Выхожу из-под прозрачного навеса. На песчаном берегу высится остов лодки. Из-за него выходит одна женщина в черном белье и погружается в воду.

Навстречу ей из воды выходит другая. Намокшее бежевое белье делает ее голее голого.

— Сколько времени? — кричит мне бежевое белье.

— Пять, — устраиваюсь на куске дерева, бывшем когда-то частью лодки. В кармане пищит телефон: «Как погода, не сдуло вас?»

— Слава Богу! А то мы думали, что теплоход без нас уйдет!

Воздух недвижим. В воде лежат небо, сосны, три теплохода в ряд. Делаю фото озера и отправляю в ответ.

Появляются осы, и мне приходится уйти. Когда понимаю, что они остались позади, сбавляю шаг. Дорожка петляет среди деревьев и приводит меня к церкви с красными кирпичными стенами и зеленой крышей. Она буквально утопает в зелени, начинающей краснеть: осень на пороге.

Покрыв голову шарфом, протискиваюсь в приоткрытую дверь. Внутри крепко сбитый папа, кругленькая мама и девочка лет пяти, похожая одновременно на обоих родителей. Нахожу скамейку, сажусь. Свечи потрескивают.

Когда моя подруга первый раз попала в церковь, была поражена, что глаза с икон смотрят прямо на нее, где бы она ни стояла. В детстве мама обратила мое внимание на такой же эффект от фотографии с обложки виниловой пластинки.

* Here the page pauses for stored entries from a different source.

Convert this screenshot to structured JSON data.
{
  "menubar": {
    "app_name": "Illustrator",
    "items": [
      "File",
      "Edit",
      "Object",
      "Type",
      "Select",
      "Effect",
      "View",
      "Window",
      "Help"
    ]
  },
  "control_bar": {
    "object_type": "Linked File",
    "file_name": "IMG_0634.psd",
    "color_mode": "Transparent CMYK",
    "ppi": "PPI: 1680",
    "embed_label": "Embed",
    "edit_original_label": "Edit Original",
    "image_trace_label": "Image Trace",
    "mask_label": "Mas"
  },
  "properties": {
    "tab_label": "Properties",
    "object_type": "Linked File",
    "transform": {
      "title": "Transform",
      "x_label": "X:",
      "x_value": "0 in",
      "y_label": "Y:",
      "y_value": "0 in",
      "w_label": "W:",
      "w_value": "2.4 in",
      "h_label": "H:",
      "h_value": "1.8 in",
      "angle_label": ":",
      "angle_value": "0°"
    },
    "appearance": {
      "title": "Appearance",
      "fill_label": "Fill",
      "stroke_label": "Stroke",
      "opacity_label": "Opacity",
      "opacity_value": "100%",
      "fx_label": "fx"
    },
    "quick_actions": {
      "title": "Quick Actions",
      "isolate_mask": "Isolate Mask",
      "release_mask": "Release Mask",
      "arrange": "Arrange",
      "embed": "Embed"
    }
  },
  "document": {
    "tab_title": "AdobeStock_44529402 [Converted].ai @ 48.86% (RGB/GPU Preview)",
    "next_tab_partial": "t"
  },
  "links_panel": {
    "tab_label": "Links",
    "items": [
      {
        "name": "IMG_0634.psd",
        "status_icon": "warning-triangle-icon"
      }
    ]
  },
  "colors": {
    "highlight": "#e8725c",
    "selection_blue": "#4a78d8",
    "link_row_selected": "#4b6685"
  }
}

Пластинки хранились в тумбочке из полированного коричневого дерева. Я доставала ту самую, ставила у стены, а потом медленно проходила из одного конца комнаты в другой. Глаза на фото, действительно, как будто следили за каждым моим движением. Не знаю, как этого добился фотограф и какие цели преследовал, но с иконами цель ясна: они следят за твоей жизнью.

Возвращаюсь на теплоход к ужину. В ресторане за соседним столиком сидит семья из церкви. У мамы день рождения. Метрдотель на глазах у всего ресторана дарит ей тортик с поздравительной надписью, сделанной розовым кремом. Папа снимает на телефон, как она благодарит за неожиданный подарок, как разрезает торт — в предвкушении, как кладет по кусочку себе, мужу и дочке.

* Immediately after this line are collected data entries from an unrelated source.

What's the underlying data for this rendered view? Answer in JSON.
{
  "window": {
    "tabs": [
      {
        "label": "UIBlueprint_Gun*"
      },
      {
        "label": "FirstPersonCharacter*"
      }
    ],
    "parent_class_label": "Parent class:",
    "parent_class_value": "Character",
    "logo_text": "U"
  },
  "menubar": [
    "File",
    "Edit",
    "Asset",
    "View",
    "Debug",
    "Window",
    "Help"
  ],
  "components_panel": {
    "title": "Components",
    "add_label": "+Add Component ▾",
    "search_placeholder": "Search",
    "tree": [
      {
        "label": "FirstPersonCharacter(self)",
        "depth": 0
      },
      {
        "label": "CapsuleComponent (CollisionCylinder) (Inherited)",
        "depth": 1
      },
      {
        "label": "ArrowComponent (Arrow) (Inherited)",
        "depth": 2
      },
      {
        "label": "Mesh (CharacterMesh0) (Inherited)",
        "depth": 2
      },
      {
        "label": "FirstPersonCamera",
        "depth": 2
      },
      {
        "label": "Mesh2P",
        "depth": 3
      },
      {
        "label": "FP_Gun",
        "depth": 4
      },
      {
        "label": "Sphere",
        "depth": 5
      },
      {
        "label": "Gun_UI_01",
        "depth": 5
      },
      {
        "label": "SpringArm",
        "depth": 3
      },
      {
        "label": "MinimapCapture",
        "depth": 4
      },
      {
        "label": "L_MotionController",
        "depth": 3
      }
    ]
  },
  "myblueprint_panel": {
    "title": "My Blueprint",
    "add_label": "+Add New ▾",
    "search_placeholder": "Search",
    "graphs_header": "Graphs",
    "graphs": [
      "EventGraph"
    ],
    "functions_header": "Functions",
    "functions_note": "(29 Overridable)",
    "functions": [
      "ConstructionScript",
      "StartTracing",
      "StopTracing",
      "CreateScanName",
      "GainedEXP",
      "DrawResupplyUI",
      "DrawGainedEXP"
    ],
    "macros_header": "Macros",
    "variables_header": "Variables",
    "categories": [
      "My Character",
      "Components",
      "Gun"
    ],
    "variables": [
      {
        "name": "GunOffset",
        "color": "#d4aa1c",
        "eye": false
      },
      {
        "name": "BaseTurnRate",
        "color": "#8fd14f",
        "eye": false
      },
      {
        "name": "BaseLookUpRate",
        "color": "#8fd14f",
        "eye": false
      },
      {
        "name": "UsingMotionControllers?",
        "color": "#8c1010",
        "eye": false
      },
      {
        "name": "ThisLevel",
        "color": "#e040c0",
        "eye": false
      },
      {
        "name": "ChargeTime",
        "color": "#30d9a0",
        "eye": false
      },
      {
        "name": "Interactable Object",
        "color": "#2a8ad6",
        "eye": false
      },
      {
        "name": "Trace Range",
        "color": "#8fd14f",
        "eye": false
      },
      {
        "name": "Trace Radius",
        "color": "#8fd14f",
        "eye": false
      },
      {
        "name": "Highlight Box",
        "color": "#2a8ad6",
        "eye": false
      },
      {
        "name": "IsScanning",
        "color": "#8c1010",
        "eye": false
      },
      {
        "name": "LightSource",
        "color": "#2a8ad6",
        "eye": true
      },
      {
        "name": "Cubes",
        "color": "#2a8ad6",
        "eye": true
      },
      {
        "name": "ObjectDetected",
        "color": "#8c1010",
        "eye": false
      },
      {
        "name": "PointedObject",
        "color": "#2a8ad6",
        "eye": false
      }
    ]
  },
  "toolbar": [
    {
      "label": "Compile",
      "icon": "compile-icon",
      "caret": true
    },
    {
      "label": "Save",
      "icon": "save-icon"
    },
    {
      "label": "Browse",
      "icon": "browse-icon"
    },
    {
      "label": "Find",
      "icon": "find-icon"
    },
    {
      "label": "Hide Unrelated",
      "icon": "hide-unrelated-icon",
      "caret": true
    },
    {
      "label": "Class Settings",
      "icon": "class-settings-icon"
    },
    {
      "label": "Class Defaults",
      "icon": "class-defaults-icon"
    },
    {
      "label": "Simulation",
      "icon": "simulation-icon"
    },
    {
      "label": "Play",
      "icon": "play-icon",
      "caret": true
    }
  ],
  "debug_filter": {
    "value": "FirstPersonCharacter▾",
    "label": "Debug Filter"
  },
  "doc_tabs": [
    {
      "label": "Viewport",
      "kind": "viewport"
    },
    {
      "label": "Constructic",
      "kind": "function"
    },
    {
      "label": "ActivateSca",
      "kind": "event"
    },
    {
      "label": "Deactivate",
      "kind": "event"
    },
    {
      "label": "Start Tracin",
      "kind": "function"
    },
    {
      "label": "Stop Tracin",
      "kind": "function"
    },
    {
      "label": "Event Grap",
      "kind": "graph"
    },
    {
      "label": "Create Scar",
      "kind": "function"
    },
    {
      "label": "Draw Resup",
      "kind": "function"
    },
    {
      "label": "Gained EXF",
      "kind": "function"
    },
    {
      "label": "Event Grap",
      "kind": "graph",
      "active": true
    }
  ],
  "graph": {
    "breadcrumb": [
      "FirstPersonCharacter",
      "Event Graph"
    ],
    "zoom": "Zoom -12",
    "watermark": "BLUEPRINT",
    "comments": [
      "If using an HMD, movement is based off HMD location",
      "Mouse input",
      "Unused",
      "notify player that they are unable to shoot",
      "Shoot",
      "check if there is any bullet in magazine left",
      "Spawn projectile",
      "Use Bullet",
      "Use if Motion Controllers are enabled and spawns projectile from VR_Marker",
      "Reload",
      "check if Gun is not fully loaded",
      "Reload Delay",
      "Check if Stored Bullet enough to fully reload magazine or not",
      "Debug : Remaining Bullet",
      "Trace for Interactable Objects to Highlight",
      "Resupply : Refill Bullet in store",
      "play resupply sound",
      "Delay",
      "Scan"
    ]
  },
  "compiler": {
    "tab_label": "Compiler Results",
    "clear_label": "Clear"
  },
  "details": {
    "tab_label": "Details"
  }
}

— Маруся, поешь, это же очень вкусно, — мама ставит перед девочкой тарелку с кусочком кремового поздравления и щедрой ореховой посыпкой.

Маруся берет ложку и ковыряет угощение. Она увлеченно размазывает крем по всей поверхности торта. И размазала бы и по тарелочке, но тут ее останавливает папа.

— Сейчас врежу!

Маруся косится на отца и медленно кладет в рот пустую ложку. В девочке что-то меркнет.

4.

Я стою на каменистом берегу, обрамляющем бурный поток. Цвет воды меняется: от грязно-белого до коньячно-желтого. Водопад Ахинкоски взбивает пену, бросаясь на серые камни, полируя их до блеска.

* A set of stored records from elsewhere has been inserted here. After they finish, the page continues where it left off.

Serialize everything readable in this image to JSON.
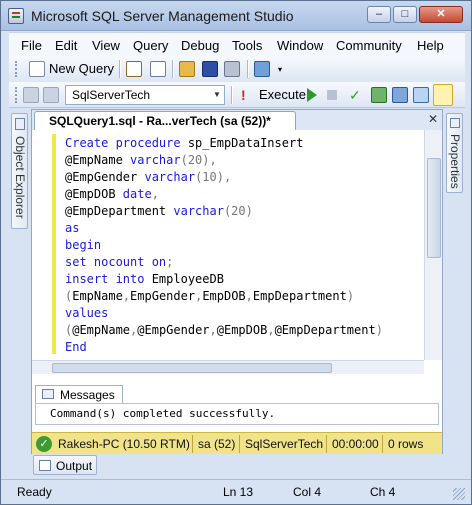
{
  "window": {
    "title": "Microsoft SQL Server Management Studio",
    "min": "–",
    "max": "□",
    "close": "✕"
  },
  "menu": [
    "File",
    "Edit",
    "View",
    "Query",
    "Debug",
    "Tools",
    "Window",
    "Community",
    "Help"
  ],
  "toolbar": {
    "new_query": "New Query",
    "database": "SqlServerTech",
    "execute": "Execute"
  },
  "side": {
    "object_explorer": "Object Explorer",
    "properties": "Properties"
  },
  "doc_tab": {
    "title": "SQLQuery1.sql - Ra...verTech (sa (52))*",
    "close": "✕"
  },
  "code": [
    {
      "parts": [
        {
          "t": "Create procedure ",
          "c": "kw"
        },
        {
          "t": "sp_EmpDataInsert",
          "c": ""
        }
      ]
    },
    {
      "parts": [
        {
          "t": "@EmpName ",
          "c": ""
        },
        {
          "t": "varchar",
          "c": "kw"
        },
        {
          "t": "(20),",
          "c": "gr"
        }
      ]
    },
    {
      "parts": [
        {
          "t": "@EmpGender ",
          "c": ""
        },
        {
          "t": "varchar",
          "c": "kw"
        },
        {
          "t": "(10),",
          "c": "gr"
        }
      ]
    },
    {
      "parts": [
        {
          "t": "@EmpDOB ",
          "c": ""
        },
        {
          "t": "date",
          "c": "kw"
        },
        {
          "t": ",",
          "c": "gr"
        }
      ]
    },
    {
      "parts": [
        {
          "t": "@EmpDepartment ",
          "c": ""
        },
        {
          "t": "varchar",
          "c": "kw"
        },
        {
          "t": "(20)",
          "c": "gr"
        }
      ]
    },
    {
      "parts": [
        {
          "t": "as",
          "c": "kw"
        }
      ]
    },
    {
      "parts": [
        {
          "t": "begin",
          "c": "kw"
        }
      ]
    },
    {
      "parts": [
        {
          "t": "set nocount on",
          "c": "kw"
        },
        {
          "t": ";",
          "c": "gr"
        }
      ]
    },
    {
      "parts": [
        {
          "t": "insert into ",
          "c": "kw"
        },
        {
          "t": "EmployeeDB",
          "c": ""
        }
      ]
    },
    {
      "parts": [
        {
          "t": "(",
          "c": "gr"
        },
        {
          "t": "EmpName",
          "c": ""
        },
        {
          "t": ",",
          "c": "gr"
        },
        {
          "t": "EmpGender",
          "c": ""
        },
        {
          "t": ",",
          "c": "gr"
        },
        {
          "t": "EmpDOB",
          "c": ""
        },
        {
          "t": ",",
          "c": "gr"
        },
        {
          "t": "EmpDepartment",
          "c": ""
        },
        {
          "t": ")",
          "c": "gr"
        }
      ]
    },
    {
      "parts": [
        {
          "t": "values",
          "c": "kw"
        }
      ]
    },
    {
      "parts": [
        {
          "t": "(",
          "c": "gr"
        },
        {
          "t": "@EmpName",
          "c": ""
        },
        {
          "t": ",",
          "c": "gr"
        },
        {
          "t": "@EmpGender",
          "c": ""
        },
        {
          "t": ",",
          "c": "gr"
        },
        {
          "t": "@EmpDOB",
          "c": ""
        },
        {
          "t": ",",
          "c": "gr"
        },
        {
          "t": "@EmpDepartment",
          "c": ""
        },
        {
          "t": ")",
          "c": "gr"
        }
      ]
    },
    {
      "parts": [
        {
          "t": "End",
          "c": "kw"
        }
      ]
    }
  ],
  "results": {
    "tab": "Messages",
    "message": "Command(s) completed successfully."
  },
  "query_status": {
    "server": "Rakesh-PC (10.50 RTM)",
    "user": "sa (52)",
    "database": "SqlServerTech",
    "time": "00:00:00",
    "rows": "0 rows"
  },
  "output_tab": "Output",
  "statusbar": {
    "state": "Ready",
    "ln": "Ln 13",
    "col": "Col 4",
    "ch": "Ch 4"
  },
  "colors": {
    "keyword": "#1a1adc",
    "status_bg": "#f1e38a",
    "chrome": "#d7e3f3"
  }
}
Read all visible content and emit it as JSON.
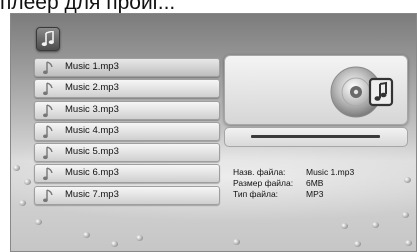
{
  "caption": "плеер для проиг...",
  "playlist": {
    "items": [
      {
        "label": "Music 1.mp3"
      },
      {
        "label": "Music 2.mp3"
      },
      {
        "label": "Music 3.mp3"
      },
      {
        "label": "Music 4.mp3"
      },
      {
        "label": "Music 5.mp3"
      },
      {
        "label": "Music 6.mp3"
      },
      {
        "label": "Music 7.mp3"
      }
    ],
    "selected_index": 0
  },
  "progress": {
    "value": 0
  },
  "file_info": {
    "name_label": "Назв. файла:",
    "name_value": "Music 1.mp3",
    "size_label": "Размер файла:",
    "size_value": "6MB",
    "type_label": "Тип файла:",
    "type_value": "MP3"
  },
  "icons": {
    "app": "music-note-icon",
    "item": "music-note-icon",
    "cover": "cd-music-icon"
  },
  "colors": {
    "background_top": "#7c7c7c",
    "background_bottom": "#d0d0d0",
    "item_face": "#e3e3e3"
  }
}
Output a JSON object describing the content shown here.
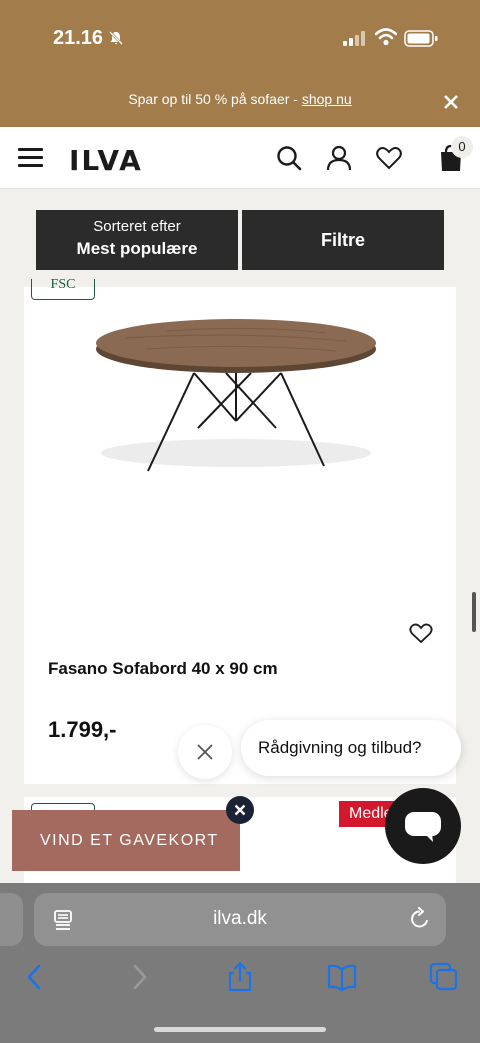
{
  "status": {
    "time": "21.16"
  },
  "promo": {
    "text": "Spar op til 50 % på sofaer - ",
    "link": "shop nu"
  },
  "header": {
    "logo": "ILVA",
    "cart_count": "0"
  },
  "sortbar": {
    "sort_label": "Sorteret efter",
    "sort_value": "Mest populære",
    "filter_label": "Filtre"
  },
  "product": {
    "badge": "FSC",
    "title": "Fasano Sofabord 40 x 90 cm",
    "price": "1.799,-"
  },
  "chat": {
    "bubble_text": "Rådgivning og tilbud?"
  },
  "product2": {
    "badge": "Medlem"
  },
  "gift": {
    "label": "VIND ET GAVEKORT"
  },
  "browser": {
    "url": "ilva.dk"
  },
  "colors": {
    "topband": "#a27c4b",
    "dark_button": "#2b2b2b",
    "gift": "#a46a60",
    "member_badge": "#d3182d"
  }
}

Я поднимаю взгляд. Моя группа уже довольно далеко. Они стоят на другой стороне речушки, в которую превращается водопад. Отставать нежелательно: автобус никого не будет ждать. Трушу вслед за ними. Переходить на бег я боюсь: неровная дорога, скользкие камни.

Чтобы попасть к автобусной стоянке, каждому туристу необходимо преодолеть препятствие: подвесной мост. Узкая конструкция из деревянных дощечек и металлических прутьев, на которой не разминуться двоим. Рядом с ним — табличка, гласившая, что больше трех человек мостик может и не выдержать, так что нечего туда лезть компанией. Я бы туда и одна не полезла, но меня никто не спрашивал.

Мостик откликается на каждый мой шаг, ловит каждое движение и возвращает обратно легкой вибрацией. Хоть я иду и очень медленно, к середине пути мне становится страшно. Под ногами взрываются клубы пены и гремит водный поток. Мост трепещет и дрожит от каждого моего шага.

Я останавливаюсь и смотрю назад. Людей, которые шли бы за мной, нет, вся группа уже прошла. Значит, я могу не торопиться.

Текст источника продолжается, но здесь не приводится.